I’ve heard many stories about Helen in the past few days, and I’ve been struck by the struggles she endured in her life. Tragedy and sickness were not strangers to Helen; indeed for many years, they were her companions. The more and more I prayed and reflected on Helen’s life, the more lovely her smile grows in my mind. Despite the death of her son, despite her lack of hearing, despite her liver transplant – Helen gave smiles freely. She even gave me, a priest she hardly knew, a smile that made me feel right at home.

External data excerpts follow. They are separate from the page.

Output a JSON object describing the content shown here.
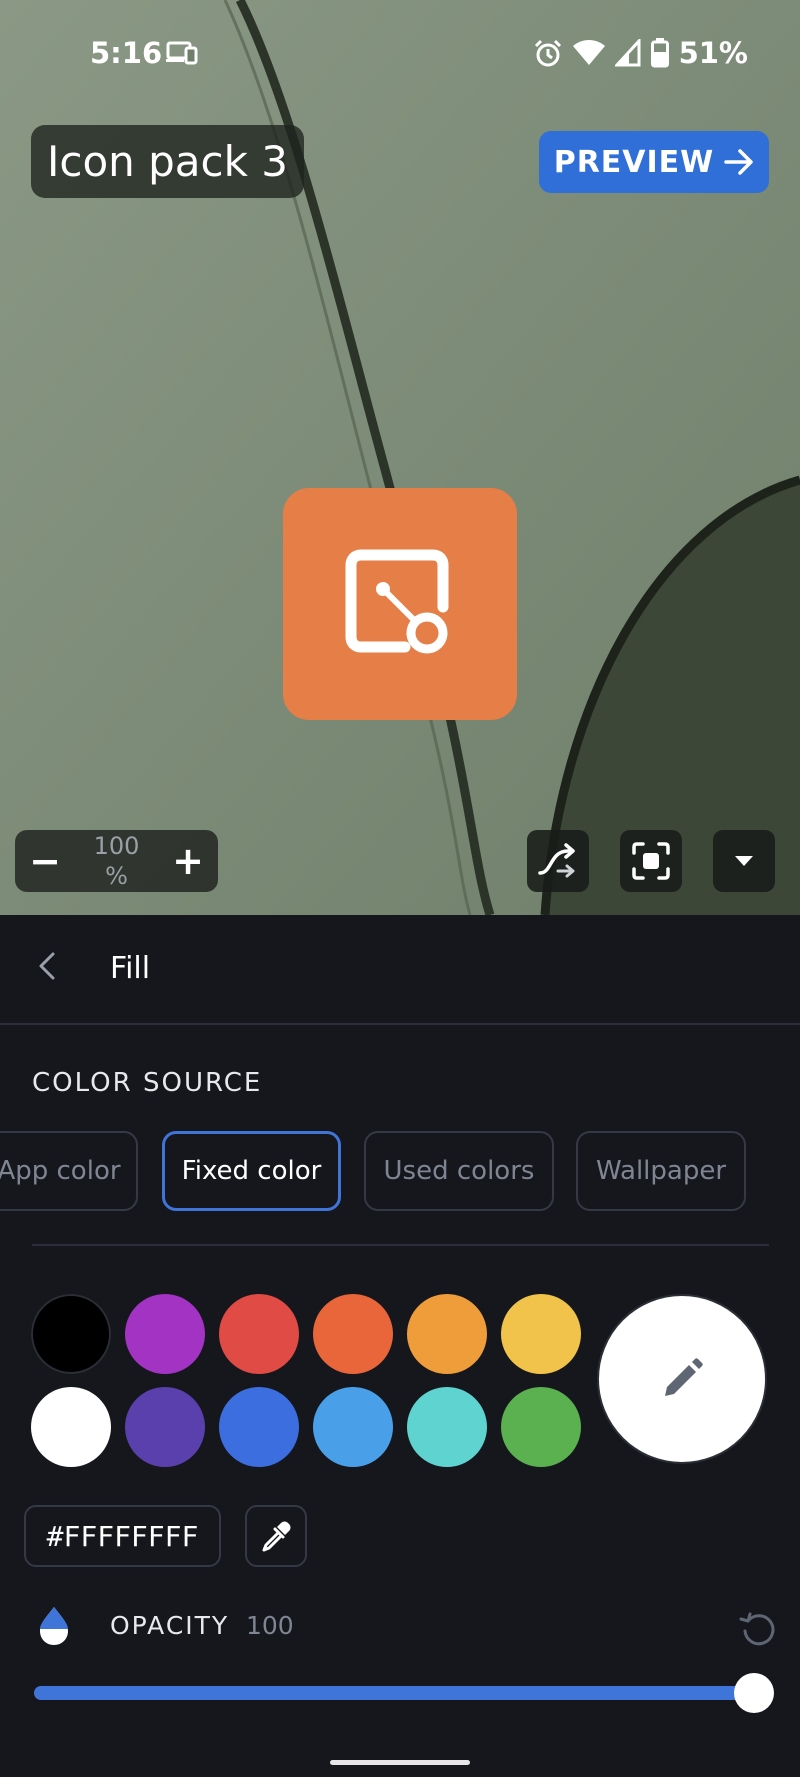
{
  "status_bar": {
    "time": "5:16",
    "battery_percent": "51%",
    "icons": [
      "cast-icon",
      "alarm-icon",
      "wifi-icon",
      "signal-icon",
      "battery-icon"
    ]
  },
  "preview": {
    "title": "Icon pack 3",
    "preview_button_label": "PREVIEW",
    "icon_background_color": "#e57f47",
    "zoom": {
      "value": "100",
      "unit": "%",
      "minus_label": "−",
      "plus_label": "+"
    },
    "tools": [
      "shuffle-icon",
      "focus-frame-icon",
      "dropdown-icon"
    ]
  },
  "panel": {
    "title": "Fill",
    "color_source_label": "COLOR SOURCE",
    "color_sources": [
      {
        "label": "App color",
        "active": false
      },
      {
        "label": "Fixed color",
        "active": true
      },
      {
        "label": "Used colors",
        "active": false
      },
      {
        "label": "Wallpaper",
        "active": false
      }
    ],
    "swatches": [
      [
        "#000000",
        "#a333c2",
        "#e04b45",
        "#e8663a",
        "#ee9d3a",
        "#f2c34a"
      ],
      [
        "#ffffff",
        "#5a40ad",
        "#3c6ee0",
        "#4aa0e8",
        "#5fd3d0",
        "#5bb04f"
      ]
    ],
    "selected_color": "#ffffff",
    "hex_value": "#FFFFFFFF",
    "opacity_label": "OPACITY",
    "opacity_value": "100",
    "opacity_fraction": 1.0,
    "accent_color": "#3f74d8"
  }
}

That wasn’t the first time Helen had ever smiled. I can envision Helen smiling on her wedding day, in this very church. I can envision Helen smiling at the birth of her sons. I can see Helen smiling at Little League games and at the number of neighborhood children that graced her life. I can see Helen gently smiling at the doctors and the nurses who worked with her for so many years.

I would like to think that Helen was smiling because she knew something we didn’t know; much as I envision Jesus smiling at Martha. In the midst of her pain and anguish at the loss of her brother, Martha approaches Jesus: “Lord if you had been here, my brother would not have died.” Jesus responds with a  promise, “Your brother will rise again.” Martha puts her trust in the Lord, “I know that he will rise again in the resurrection on the last day.” And then I see a smile grow. The corners of Jesus’ mouth pull up, his face softens, and there is a glint in his eyes, “I am the resurrection and the life. Those who believe in me, even though they die, will live, and everyone who lives and believes in me will never die.”

I see Helen smiling because she knows just how true these words are, because in so many ways, she experienced the resurrection in her life. She was given a new organ, part of her body was remade and renewed. Because of this great gift, she lived to see the birth of her two beautiful granddaughters. She took great delight in her family, and lived for many years in gratitude for the great gift of her life. Helen smiled because she knew and experienced just how wonderful the gift of resurrection truly is.

And Helen smiled because she knew that this wasn’t the end of the story. Sure, she had tasted resurrection, but that was just an appetizer. The fullness of God’s banquet was still before her. That smile, that smile that touched so many lives and spread so much love, was Helen’s way of saying, “this is not the end.” Hope ever lies before us. This is the hope of the resurrection, the hope of a renewed body, of being with our Lord, and with Helen, and with all the saints who have gone before. This is the hope that we, like the Lord Jesus, will have our very own Easter, when the stone of death is rolled away and the dawn of a new life breaks over the eastern sky. With such a blessed hope, Helen could not help but smile.